Patch near field acoustic holography (PNAH) based on sound pressure measurements makes it possible to reconstruct the source field near a source by measuring the sound pressure at positions on a surface that is comparable in size to the source region of concern. Particle velocity is an alternative input quantity for NAH, and the advantage of using the normal component of the particle velocity rather than the sound pressure as the input of conventional spatial Fourier transform based NAH and as the input of the statistically optimized variant of NAH has recently been demonstrated. This paper examines the use of particle velocity as the input of PNAH. Because the particle velocity decays faster toward the edges of the measurement aperture than the pressure does and because the wave number ratio that enters into the inverse propagator from pressure to velocity amplifies high spatial frequencies, PNAH based on particle velocity measurements can give better results than the pressure-based PNAH with a reduced number of iterations. A simulation study, as well as an experiment carried out with a pressure-velocity sound intensity probe, demonstrates these findings.

A sound field separation technique based on measurements with pressure-velocity probes (L).

It has recently been shown that statistically optimized near field acoustic holography based on measurement with an array of pressure-velocity transducers makes it possible to distinguish between sources on the two sides of the array and thus suppress the influence of a disturbing source [F. Jacobsen and V. Jaud, J. Acoust. Soc. Am. 121, 1550-1558 (2007)]. However, the suggested technique uses a transfer matrix optimized for the source under test and may be expected to perform less well when the disturbing source is not placed symmetrically on the other side of the array, and this will usually be the case. In this letter, a modified method is presented.

Sound field separation technique based on equivalent source method and its application in nearfield acoustic holography.

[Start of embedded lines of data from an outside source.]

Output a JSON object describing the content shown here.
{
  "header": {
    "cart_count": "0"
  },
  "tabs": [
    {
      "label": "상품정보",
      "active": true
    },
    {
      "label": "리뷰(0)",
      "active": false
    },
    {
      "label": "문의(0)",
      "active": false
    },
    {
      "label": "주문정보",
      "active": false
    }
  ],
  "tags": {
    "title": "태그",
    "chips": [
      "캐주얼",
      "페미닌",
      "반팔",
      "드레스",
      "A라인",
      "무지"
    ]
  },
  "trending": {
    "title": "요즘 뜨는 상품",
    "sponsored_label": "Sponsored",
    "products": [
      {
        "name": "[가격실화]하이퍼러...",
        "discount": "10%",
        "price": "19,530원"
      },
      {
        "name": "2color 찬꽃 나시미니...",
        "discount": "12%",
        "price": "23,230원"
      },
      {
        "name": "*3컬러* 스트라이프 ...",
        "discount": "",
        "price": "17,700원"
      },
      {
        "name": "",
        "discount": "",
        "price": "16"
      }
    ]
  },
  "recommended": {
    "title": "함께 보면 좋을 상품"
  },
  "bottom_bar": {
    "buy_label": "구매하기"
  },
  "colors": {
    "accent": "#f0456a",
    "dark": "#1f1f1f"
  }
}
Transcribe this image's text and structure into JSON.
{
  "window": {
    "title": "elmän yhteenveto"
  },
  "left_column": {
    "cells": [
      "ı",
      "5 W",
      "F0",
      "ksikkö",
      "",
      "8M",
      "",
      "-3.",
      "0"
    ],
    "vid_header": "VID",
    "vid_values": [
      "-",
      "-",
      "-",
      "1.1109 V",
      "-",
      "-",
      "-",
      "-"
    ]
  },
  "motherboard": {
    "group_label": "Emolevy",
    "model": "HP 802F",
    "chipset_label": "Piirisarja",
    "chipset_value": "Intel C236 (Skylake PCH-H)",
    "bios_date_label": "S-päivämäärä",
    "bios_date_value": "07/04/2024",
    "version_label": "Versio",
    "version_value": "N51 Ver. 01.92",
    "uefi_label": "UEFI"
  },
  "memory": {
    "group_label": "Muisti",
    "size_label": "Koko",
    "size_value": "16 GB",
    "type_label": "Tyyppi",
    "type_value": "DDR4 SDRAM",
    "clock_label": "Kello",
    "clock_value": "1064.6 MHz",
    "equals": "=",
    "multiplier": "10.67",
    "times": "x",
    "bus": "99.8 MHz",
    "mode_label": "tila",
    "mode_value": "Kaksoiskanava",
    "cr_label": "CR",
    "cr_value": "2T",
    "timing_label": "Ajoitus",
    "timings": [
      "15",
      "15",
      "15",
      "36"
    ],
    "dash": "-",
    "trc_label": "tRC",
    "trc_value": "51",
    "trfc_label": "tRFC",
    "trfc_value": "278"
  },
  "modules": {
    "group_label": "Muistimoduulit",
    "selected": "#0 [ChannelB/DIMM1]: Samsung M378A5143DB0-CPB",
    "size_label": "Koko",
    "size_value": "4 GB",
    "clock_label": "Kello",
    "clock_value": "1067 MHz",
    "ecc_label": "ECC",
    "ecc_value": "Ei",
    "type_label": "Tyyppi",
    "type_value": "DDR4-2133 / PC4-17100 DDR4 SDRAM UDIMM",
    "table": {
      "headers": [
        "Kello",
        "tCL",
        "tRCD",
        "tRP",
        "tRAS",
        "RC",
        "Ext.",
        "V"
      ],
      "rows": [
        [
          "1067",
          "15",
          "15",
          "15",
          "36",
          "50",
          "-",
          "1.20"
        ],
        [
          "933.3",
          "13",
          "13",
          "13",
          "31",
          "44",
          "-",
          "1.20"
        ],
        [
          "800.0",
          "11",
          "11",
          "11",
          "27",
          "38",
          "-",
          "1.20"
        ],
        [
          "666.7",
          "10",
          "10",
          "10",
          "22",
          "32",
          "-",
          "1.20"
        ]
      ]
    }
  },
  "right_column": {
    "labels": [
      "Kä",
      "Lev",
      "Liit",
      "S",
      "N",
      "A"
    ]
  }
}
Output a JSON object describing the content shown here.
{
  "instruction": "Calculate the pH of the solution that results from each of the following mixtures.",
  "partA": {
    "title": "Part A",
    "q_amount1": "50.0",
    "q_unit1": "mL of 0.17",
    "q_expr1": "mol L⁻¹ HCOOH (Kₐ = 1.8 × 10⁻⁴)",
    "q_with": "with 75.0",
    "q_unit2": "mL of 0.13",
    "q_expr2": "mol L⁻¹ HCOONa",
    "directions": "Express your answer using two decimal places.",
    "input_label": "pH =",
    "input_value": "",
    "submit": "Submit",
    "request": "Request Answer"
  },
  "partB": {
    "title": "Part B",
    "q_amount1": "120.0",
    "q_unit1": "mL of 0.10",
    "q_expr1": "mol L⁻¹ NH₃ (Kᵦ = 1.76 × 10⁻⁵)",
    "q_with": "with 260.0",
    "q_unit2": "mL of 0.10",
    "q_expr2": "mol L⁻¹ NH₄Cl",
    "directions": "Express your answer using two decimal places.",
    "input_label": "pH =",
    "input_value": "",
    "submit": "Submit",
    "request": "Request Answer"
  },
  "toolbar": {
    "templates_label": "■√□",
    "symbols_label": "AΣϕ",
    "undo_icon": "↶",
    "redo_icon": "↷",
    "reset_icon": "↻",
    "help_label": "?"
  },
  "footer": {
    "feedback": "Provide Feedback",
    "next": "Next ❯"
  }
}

A technique for separating sound fields using two closely spaced parallel measurement surfaces and based on equivalent source method is proposed. The method can separate wave components crossing two measurement surfaces in opposite directions, which makes nearfield acoustic holography (NAH) applications in a field where there exist sources on the two sides of the hologram surface, in a reverberant field or in a scattered field, possible. The method is flexible in applications, simple in computation, and very easy to implement. The measurement surfaces can be arbitrarily shaped, and they are not restricted to be regular as in the traditional field separation technique. And, because the method performs field separation calculations directly in the spatial domain-not in the wave number domain--it avoids the errors and limitations (the window effects, etc.) associated with the traditional field separation technique based on the spatial Fourier transform method. In the paper, a theoretical description is first given, and the performance of the proposed field separation technique and its application in NAH are then evaluated through experiments.